There's a 3.3 k resistor in the emitter of the MPSA18 to lower the gain when "bug sweeping" because high gain will require constant readjustment of the zero since ambient radio signals change from point to point in a room. Short that resistor with a jumper for high sensitivity. The resistor value may be lowered for intermediate gains. Also, connecting pin 11 of the 74HC4053 to ground will kill the oscillation and leave the switch selecting audio from the detector op-amp. This "normal" mode is basically the original All-Band receiver using an op-amp for audio gain.

Now how do you sweep a room for video bugs without alerting the enemy that you're on to them? That's where the feather duster comes in. It's perfectly normal (in cleaner homes, anyway) to dust every object in a room. A hidden antenna amongst the feathers in the duster picks up signals from any nearby transmitter and sends them to the receiver through a thin piece of RG174 or similar cable running up the sleeve. One can use a long drill bit to drill right down the middle of the handle of the typical 99 cent feather duster. I actually used a long, thin Phillips screwdriver blade in my electric screwdriver - it literally melted its way through. I pushed the feathers back to reveal the antenna and the lip of a plastic cone that holds the feathers in place (part of the duster). The coax center conductor is soldered to the end of the antenna and the connection is covered with heat shrink tubing. The antenna extends only a few inches into the handle and it is held in place by shoving some epoxy putty or Sugru putty into the funnel section around the antenna. I used an additional glob of Sugru to form a strain relief for the cable exiting the duster.

Here's how it might look with the sleeve pulled back. Okay, something better than a rubber band is needed. The crystal earphone would run up the sleeve to the collar.

The circuit was constructed using the "dead bug" technique, a seemingly appropriate construction method for a bug detector. There's nothing particularly critical about the layout; I just started building, keeping everything crowded so as to not run out of room. I polished a piece of copper clad board and then sprayed it with Testors transparent red paint to keep it looking nice. Solder seems to melt right through.

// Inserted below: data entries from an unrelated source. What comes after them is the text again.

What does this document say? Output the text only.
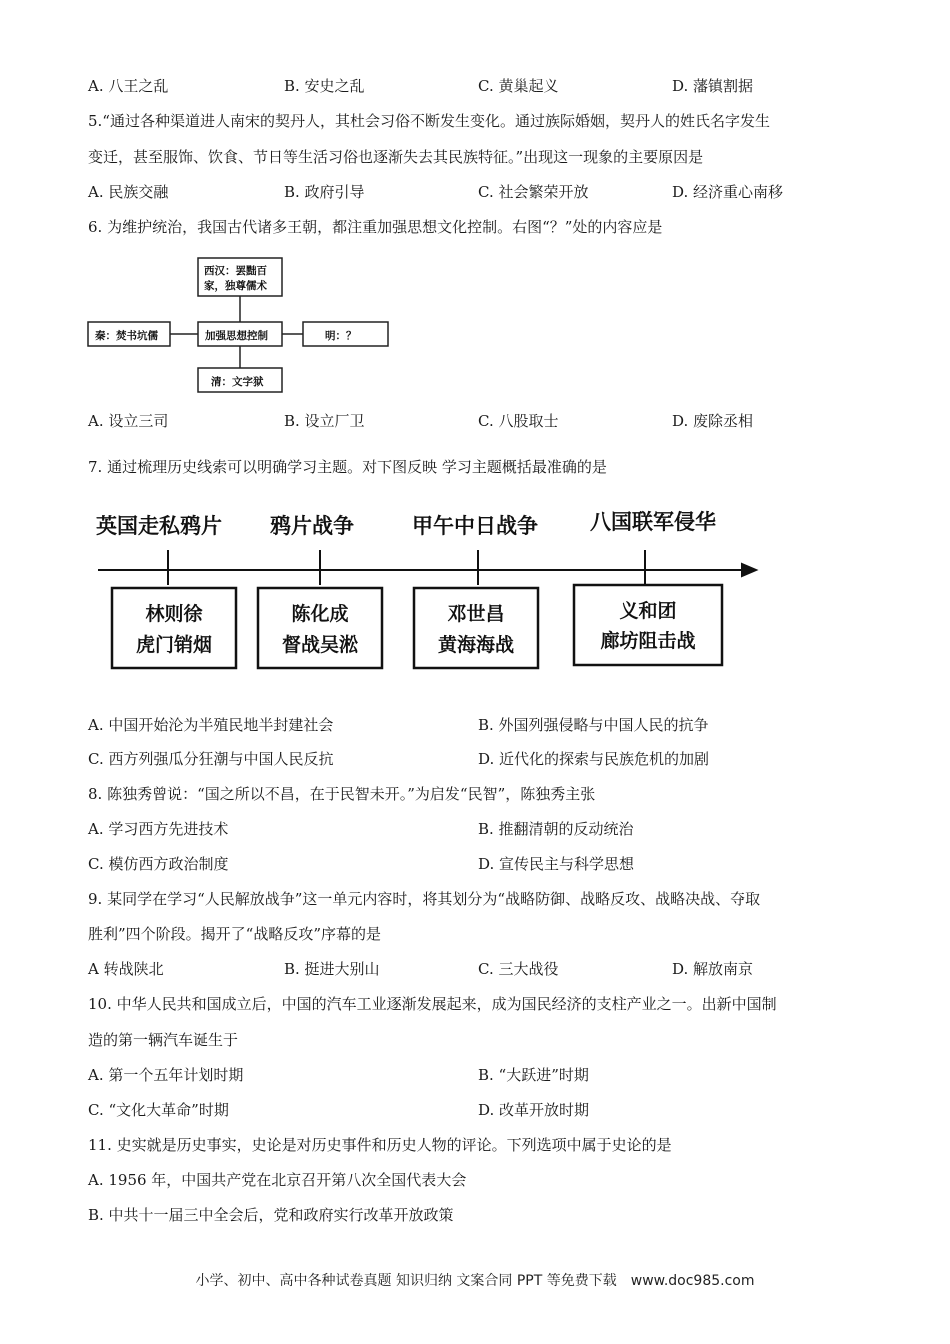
A. 八王之乱	B. 安史之乱	C. 黄巢起义	D. 藩镇割据
5.“通过各种渠道进人南宋的契丹人，其杜会习俗不断发生变化。通过族际婚姻，契丹人的姓氏名字发生
变迁，甚至服饰、饮食、节日等生活习俗也逐渐失去其民族特征。”出现这一现象的主要原因是
A. 民族交融	B. 政府引导	C. 社会繁荣开放	D. 经济重心南移
6. 为维护统治，我国古代诸多王朝，都注重加强思想文化控制。右图“？”处的内容应是
西汉：罢黜百
家，独尊儒术
秦：焚书坑儒	加强思想控制	明：？
清：文字狱
A. 设立三司	B. 设立厂卫	C. 八股取士	D. 废除丞相
7. 通过梳理历史线索可以明确学习主题。对下图反映 学习主题概括最准确的是
英国走私鸦片 鸦片战争	甲午中日战争 八国联军侵华
林则徐
虎门销烟
陈化成
督战吴淞
邓世昌
黄海海战
义和团
廊坊阻击战
A. 中国开始沦为半殖民地半封建社会	B. 外国列强侵略与中国人民的抗争
C. 西方列强瓜分狂潮与中国人民反抗	D. 近代化的探索与民族危机的加剧
8. 陈独秀曾说：“国之所以不昌，在于民智未开。”为启发“民智”，陈独秀主张
A. 学习西方先进技术	B. 推翻清朝的反动统治
C. 模仿西方政治制度	D. 宣传民主与科学思想
9. 某同学在学习“人民解放战争”这一单元内容时，将其划分为“战略防御、战略反攻、战略决战、夺取
胜利”四个阶段。揭开了“战略反攻”序幕的是
A 转战陕北	B. 挺进大别山	C. 三大战役	D. 解放南京
10. 中华人民共和国成立后，中国的汽车工业逐渐发展起来，成为国民经济的支柱产业之一。出新中国制
造的第一辆汽车诞生于
A. 第一个五年计划时期	B. “大跃进”时期
C. “文化大革命”时期	D. 改革开放时期
11. 史实就是历史事实，史论是对历史事件和历史人物的评论。下列选项中属于史论的是
A. 1956 年，中国共产党在北京召开第八次全国代表大会
B. 中共十一届三中全会后，党和政府实行改革开放政策
小学、初中、高中各种试卷真题 知识归纳 文案合同 PPT 等免费下载 www.doc985.com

That black switch in the middle near the bottom is the "Sinitsa/Normal" mode switch. If you look closely, you can see two horizontal wires right beneath the metal transistor. Those are the legs from the 3.3k resistor, one coming up from the ground plane. I bent them like that so that one of those 0.1" jumpers used on computer boards and hard drives could be slipped on for high-gain mode, shorting the 3.3k resistor. A Molex connector with a lower value resistor could be slipped on for an intermediate gain value. The metal transistor obviously isn't an MPSA18 but is a similarly performing 2N2484. I used carbon composition resistors just for nostalgia. The green LED drops about 2.4 volts, keeping the voltage on the 74HC4053 near 7 volts but a reader points out that this IC is rated for 10 volts so the LED may be replaced with a short.

I'm going to put on my thinking cap to come up with other applications for the self-commutating analog switch. There's another unused section so it's really a self-commutating DPDT switch. Simple lock-in projects come to mind.